ABSTRACT

The mob in this case were 13 distinct but interrelated Torres Strait Islander communities (comprising the Torres Strait Regional Seas Claim Group) which sought non-exclusive native title rights over portions of the sea for approximately 44,000 square kilometres. These rights included fishing rights to those waters and reciprocal rights to access and use those waters. The latter are held by a network of relationships under the law of an Indigenous nation or community. The High Court held that the fishing rights had not been extinguished by fisheries legislation, characterising the rights as encompassing commercial fishing rights. However, it concluded that reciprocal rights were not a native title right that Australian law understood—as they were personal in nature and reliant upon particular status and relationships in the community to be conferred. Furthermore, they were not a right ‘in relation to land or waters’ under s 223 of the Native Title Act 1993 (Cth).
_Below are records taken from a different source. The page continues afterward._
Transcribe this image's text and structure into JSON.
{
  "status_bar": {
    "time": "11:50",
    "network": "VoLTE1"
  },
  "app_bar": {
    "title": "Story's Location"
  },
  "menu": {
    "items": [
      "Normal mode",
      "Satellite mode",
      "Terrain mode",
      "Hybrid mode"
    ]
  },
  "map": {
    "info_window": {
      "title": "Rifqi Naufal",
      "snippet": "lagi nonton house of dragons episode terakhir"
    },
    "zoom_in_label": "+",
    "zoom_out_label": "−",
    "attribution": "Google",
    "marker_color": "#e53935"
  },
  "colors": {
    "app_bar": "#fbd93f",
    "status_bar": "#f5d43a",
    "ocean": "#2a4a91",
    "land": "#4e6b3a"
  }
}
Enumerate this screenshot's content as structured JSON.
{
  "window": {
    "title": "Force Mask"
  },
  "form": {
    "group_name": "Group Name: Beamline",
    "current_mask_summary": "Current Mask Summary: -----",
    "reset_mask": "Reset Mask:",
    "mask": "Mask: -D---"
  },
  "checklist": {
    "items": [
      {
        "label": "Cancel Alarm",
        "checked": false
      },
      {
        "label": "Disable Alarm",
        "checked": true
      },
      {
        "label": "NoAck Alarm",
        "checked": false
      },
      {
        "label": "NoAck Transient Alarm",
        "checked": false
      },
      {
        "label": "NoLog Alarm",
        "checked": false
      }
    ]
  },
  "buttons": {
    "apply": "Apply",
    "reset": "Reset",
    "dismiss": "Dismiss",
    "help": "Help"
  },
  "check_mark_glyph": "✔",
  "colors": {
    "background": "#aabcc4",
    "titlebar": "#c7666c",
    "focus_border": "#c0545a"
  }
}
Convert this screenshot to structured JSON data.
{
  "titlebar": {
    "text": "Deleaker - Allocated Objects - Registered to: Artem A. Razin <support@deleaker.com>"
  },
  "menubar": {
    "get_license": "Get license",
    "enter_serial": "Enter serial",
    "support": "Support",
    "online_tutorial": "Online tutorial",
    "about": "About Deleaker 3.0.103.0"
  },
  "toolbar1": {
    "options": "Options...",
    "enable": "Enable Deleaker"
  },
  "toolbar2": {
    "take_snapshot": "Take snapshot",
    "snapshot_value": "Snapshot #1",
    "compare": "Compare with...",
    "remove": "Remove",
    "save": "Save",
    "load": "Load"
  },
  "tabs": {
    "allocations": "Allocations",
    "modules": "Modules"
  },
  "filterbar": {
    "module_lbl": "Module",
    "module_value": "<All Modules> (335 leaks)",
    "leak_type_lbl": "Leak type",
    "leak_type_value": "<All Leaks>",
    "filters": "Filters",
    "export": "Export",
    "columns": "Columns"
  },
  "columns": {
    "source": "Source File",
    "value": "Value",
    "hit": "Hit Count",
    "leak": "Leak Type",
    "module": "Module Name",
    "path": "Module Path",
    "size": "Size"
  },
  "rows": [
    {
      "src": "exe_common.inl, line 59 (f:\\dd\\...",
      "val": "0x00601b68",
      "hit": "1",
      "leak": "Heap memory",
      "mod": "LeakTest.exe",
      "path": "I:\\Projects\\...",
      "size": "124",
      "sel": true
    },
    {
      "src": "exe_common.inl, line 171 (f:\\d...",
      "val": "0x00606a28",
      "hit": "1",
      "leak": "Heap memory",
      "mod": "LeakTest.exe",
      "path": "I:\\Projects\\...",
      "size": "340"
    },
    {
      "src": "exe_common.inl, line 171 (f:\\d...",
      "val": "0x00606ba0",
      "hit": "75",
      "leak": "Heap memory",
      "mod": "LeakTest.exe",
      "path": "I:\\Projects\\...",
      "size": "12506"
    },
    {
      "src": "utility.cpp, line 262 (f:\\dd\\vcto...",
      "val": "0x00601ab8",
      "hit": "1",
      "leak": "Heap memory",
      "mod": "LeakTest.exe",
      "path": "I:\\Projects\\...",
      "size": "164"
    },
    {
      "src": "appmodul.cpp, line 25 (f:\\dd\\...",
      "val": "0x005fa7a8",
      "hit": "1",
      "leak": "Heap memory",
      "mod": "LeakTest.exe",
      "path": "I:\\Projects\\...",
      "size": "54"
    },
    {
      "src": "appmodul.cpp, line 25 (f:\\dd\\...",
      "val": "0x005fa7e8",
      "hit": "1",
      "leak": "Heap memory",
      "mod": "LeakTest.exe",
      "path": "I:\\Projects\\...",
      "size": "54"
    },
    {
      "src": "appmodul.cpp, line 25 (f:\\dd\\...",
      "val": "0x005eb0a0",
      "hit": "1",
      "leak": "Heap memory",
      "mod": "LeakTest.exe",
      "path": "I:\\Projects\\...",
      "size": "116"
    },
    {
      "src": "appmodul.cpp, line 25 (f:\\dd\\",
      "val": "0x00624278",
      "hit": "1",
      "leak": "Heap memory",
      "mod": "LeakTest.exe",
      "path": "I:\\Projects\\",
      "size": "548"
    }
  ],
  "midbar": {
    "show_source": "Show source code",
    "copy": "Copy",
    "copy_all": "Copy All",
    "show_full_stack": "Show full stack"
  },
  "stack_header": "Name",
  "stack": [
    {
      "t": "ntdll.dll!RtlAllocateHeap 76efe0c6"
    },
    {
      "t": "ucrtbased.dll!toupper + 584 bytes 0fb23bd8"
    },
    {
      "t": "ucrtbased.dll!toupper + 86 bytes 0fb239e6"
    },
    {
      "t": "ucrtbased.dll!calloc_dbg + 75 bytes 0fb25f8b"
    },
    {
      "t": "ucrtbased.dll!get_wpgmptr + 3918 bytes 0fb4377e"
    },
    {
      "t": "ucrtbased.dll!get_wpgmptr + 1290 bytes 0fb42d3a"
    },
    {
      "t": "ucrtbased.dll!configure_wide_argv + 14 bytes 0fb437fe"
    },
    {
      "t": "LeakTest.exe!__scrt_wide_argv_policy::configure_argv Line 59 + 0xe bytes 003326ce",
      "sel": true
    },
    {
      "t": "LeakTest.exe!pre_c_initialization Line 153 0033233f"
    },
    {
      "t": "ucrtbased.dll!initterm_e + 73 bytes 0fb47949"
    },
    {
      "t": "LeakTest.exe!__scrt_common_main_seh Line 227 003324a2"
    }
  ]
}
The High Court judgment has been rewritten through an Indigenous lens, inviting readers to think in a more complicated and less mercenary way about the native title regime. It challenges settler law’s compartmentalising of Country across multiple axes (owned, related, continuous, discontinuous, land, sea, extinguished, regulated) and demonstrates a failure of Australian legal systems to adequately consider the idea that First Nations are comparative jurisdictions and subject to their own logics.